This will be our second Christmas without him.
He never said much. The adjective “quiet” fit him to a T. Still, he was there for everything. Impromptu dinners, horse-riding competitions, graduations, and especially Christmas. There’s just something about sitting on the couch next to your grandpa while “Miracle on 34th Street” plays on the Hallmark Channel.
Last Christmas was definitely the hardest holiday ever. We did well, Mama, Daddy, Grandma, my brothers, and I, but I kept wishing we had a need to pull one more extra chair up next to the dining room table.
This Christmas will only be our second without that strong, steady presence and wood-shaving-and-laundry-detergent scent that clung to his plaid shirts, so I don’t pretend to be an expert. But I have learned three things about combining grief and celebration. I’ll be holding these truths close come Christmas.

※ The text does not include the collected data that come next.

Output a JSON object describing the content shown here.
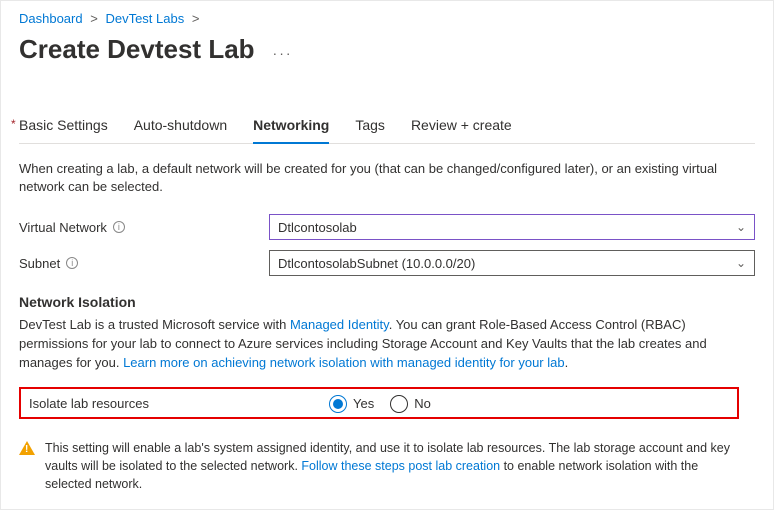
{
  "breadcrumb": {
    "items": [
      "Dashboard",
      "DevTest Labs"
    ]
  },
  "page_title": "Create Devtest Lab",
  "tabs": {
    "items": [
      {
        "label": "Basic Settings",
        "required": true
      },
      {
        "label": "Auto-shutdown"
      },
      {
        "label": "Networking",
        "active": true
      },
      {
        "label": "Tags"
      },
      {
        "label": "Review + create"
      }
    ]
  },
  "networking": {
    "description": "When creating a lab, a default network will be created for you (that can be changed/configured later), or an existing virtual network can be selected.",
    "vnet_label": "Virtual Network",
    "vnet_value": "Dtlcontosolab",
    "subnet_label": "Subnet",
    "subnet_value": "DtlcontosolabSubnet (10.0.0.0/20)"
  },
  "isolation": {
    "heading": "Network Isolation",
    "intro_a": "DevTest Lab is a trusted Microsoft service with ",
    "managed_identity_link": "Managed Identity",
    "intro_b": ". You can grant Role-Based Access Control (RBAC) permissions for your lab to connect to Azure services including Storage Account and Key Vaults that the lab creates and manages for you. ",
    "learn_more_link": "Learn more on achieving network isolation with managed identity for your lab",
    "option_label": "Isolate lab resources",
    "yes_label": "Yes",
    "no_label": "No",
    "selected": "Yes"
  },
  "warning": {
    "text_a": "This setting will enable a lab's system assigned identity, and use it to isolate lab resources. The lab storage account and key vaults will be isolated to the selected network. ",
    "link": "Follow these steps post lab creation",
    "text_b": " to enable network isolation with the selected network."
  }
}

Acknowledge it will be different.
I hated admitting it was true. But I knew it couldn’t possibly be the same without him. So I accepted it. Then I railed about it. I accepted it again. I cried out to God about how much I loathed it. Finally, I thanked God for the eighteen Christmases I got to share with that great man and I realized just how important it is to…
Take time to be sad.
No matter how hard I tried, I failed at forcing joy in the weeks leading up to December 25th. Oh, there was joy; lots of it, in fact. I love Christmas. December is still my favorite month — I am looking forward to it this year as much as I ever have. The day we celebrate our Savior’s birthday is still in my favorite month — that hasn’t changed. The sparkling tree will ever be one of my favorite things to gaze at.
But there was still a hole when at last the day dawned last year.

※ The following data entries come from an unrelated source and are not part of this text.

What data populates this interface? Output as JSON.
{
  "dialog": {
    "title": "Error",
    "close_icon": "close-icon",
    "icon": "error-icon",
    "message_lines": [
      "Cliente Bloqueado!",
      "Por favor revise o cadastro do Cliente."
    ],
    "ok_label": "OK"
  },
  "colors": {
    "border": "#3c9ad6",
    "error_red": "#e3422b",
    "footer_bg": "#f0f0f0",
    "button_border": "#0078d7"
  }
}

I came to realize that the hole only stretched wider when I tried to stuff it closed with false bravado. So finally I let myself cry. I smiled at old pictures and got weepy as I remembered special memories. I looked ahead to days on which I’d miss him (today happens to be one of them) and I reached for the tissues. There’s something healing about tears. As my grandma says, God gave us tears for a reason: to let them out every once in a while.
Make the day special for someone else.
I learned that lesson anew when I felt somber and sad during the Sunday service the weekend before Thanksgiving and Mama asked me to grab an extra Turkey card or two (something the children in the church were given so they could put pennies in it for a children’s home in the upstate). There I was, thinking about how lonely I was and how I didn’t want to have Thanksgiving without Grandpa, when that simple Turkey card reminded me of just how blessed I am to live in a home with a family that loves me.
This Christmas I want to be a blessing to someone else, whether that be a friend, a coworker, a classmate, or a complete stranger. Maybe I’ll set up a Skype visit with a good friend or offer to babysit so my coworker can get her Christmas shopping done. Maybe I’ll smile at a tired woman in the mall. (I feel better already, just thinking of the possibilities.)
This was a hard post to write. I cried throughout most of it, but I hope and pray that it has blessed you in some way.
If you’re facing a hard holiday this year, what are some of the things you have learned about wanting to cry on Christmas?